From Charlottean Curt Peters, a friend of the late bluesman “Nappy” Brown.
I was truly saddened to read the news about the death of a true, though seldom appreciated, Charlotte legend, “Nappy” Brown.
While most of your readers probably had never heard of him, my knowledge goes back to days as a student at Johnson C. Smith University in the early '60's. It wasn't the “Nappy” Brown who headlined “chicken circuit” shows across the country, including appearances at the world-famous Apollo Theater in Harlem. I saw a hard-working maintenance man on the campus and someone said, “You know, that's Nappy Brown.”
My blues efficiency wasn't too keen back then, but I soon learned that the gentleman I saw raking leaves and doing other manual labor jobs at JCSU was, at one time, one of the biggest names in black music history. ... and everyone knew some song or the other that Nappy had sung with his deep, unforgettable voice and charismatic stage presence.
While Nappy had been the toast of soul music for a while, his star had faded and he came back to his hometown to get back on his feet.

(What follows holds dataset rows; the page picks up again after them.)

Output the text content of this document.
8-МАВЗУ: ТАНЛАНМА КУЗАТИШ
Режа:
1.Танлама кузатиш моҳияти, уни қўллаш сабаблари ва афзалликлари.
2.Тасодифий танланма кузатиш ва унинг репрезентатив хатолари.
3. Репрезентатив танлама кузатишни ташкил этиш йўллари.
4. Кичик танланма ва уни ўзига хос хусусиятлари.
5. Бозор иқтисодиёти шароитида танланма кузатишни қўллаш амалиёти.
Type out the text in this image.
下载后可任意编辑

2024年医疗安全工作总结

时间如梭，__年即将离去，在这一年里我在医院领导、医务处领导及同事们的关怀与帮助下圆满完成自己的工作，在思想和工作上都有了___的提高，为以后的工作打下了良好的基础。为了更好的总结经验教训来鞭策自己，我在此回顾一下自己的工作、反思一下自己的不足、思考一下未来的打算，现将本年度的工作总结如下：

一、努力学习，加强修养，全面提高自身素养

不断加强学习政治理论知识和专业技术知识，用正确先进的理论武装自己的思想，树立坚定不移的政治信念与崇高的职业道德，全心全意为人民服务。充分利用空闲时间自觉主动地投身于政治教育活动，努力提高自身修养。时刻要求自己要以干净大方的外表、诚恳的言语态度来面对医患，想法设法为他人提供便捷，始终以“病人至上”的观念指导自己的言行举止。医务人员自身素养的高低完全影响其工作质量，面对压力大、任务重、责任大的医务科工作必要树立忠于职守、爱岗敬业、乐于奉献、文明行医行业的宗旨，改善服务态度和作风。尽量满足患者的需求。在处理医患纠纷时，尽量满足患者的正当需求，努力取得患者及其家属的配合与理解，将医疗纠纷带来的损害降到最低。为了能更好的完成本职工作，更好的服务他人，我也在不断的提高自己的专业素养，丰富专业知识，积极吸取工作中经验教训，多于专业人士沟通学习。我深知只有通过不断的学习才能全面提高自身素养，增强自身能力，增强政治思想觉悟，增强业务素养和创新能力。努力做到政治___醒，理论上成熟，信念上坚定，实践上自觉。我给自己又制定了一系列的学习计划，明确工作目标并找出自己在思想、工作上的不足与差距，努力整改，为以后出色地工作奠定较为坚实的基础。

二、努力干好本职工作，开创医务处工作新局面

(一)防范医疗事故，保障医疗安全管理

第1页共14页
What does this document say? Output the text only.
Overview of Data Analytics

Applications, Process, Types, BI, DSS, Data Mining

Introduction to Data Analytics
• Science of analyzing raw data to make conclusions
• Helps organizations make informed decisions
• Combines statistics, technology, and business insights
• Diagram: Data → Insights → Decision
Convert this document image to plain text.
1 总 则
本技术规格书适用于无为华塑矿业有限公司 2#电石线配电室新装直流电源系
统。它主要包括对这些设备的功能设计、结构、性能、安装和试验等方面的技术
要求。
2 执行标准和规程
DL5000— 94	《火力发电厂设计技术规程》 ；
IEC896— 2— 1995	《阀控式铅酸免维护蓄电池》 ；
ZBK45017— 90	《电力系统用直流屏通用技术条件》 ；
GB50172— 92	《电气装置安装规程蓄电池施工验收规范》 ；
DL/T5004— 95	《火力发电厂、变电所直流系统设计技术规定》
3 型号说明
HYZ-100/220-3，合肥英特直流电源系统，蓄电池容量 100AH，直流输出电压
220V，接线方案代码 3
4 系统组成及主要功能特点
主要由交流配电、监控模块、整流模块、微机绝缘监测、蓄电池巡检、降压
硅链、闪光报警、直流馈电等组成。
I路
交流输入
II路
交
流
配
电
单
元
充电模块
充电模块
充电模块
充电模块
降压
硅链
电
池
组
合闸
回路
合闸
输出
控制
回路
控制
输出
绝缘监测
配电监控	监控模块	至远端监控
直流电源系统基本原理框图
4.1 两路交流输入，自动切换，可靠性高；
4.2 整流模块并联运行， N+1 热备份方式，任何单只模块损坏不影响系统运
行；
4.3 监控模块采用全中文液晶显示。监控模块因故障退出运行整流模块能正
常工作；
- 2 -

He never regained the acclaim that once followed him, but he worked diligently and with dignity, at the menial jobs he was able to secure, never complaining about his lot in life and always willing to go the extra mile to make his efforts the best.
Last year, my wife Sandra and I went to the Blues, Brew & Que event in Charlotte to see him perform. It was startling to see his command of the stage, even as ill health battered his body. Nappy was at his best. Then he ended his performance with the song every living soul should know, “Nighttime Is The Right Time.” Oh, that Ray Charles song you might say … or the song that Rudy Huxtable sang on the Bill Cosby show, you might ponder.
No. “Nappy” sang his song, the one he wrote while in Charlotte and performed worldwide. The one that made toes tap, hips shake, and lovers get some wonderful ideas as the Carolina sun sank.
I have been blessed to have met the man raking leaves at JCSU, to have gained his friendship, to have seen one of his last performances in Charlotte .
Charlotte, look into your musical history and finally give recognition to a true native son of the Queen City and a true man of the world.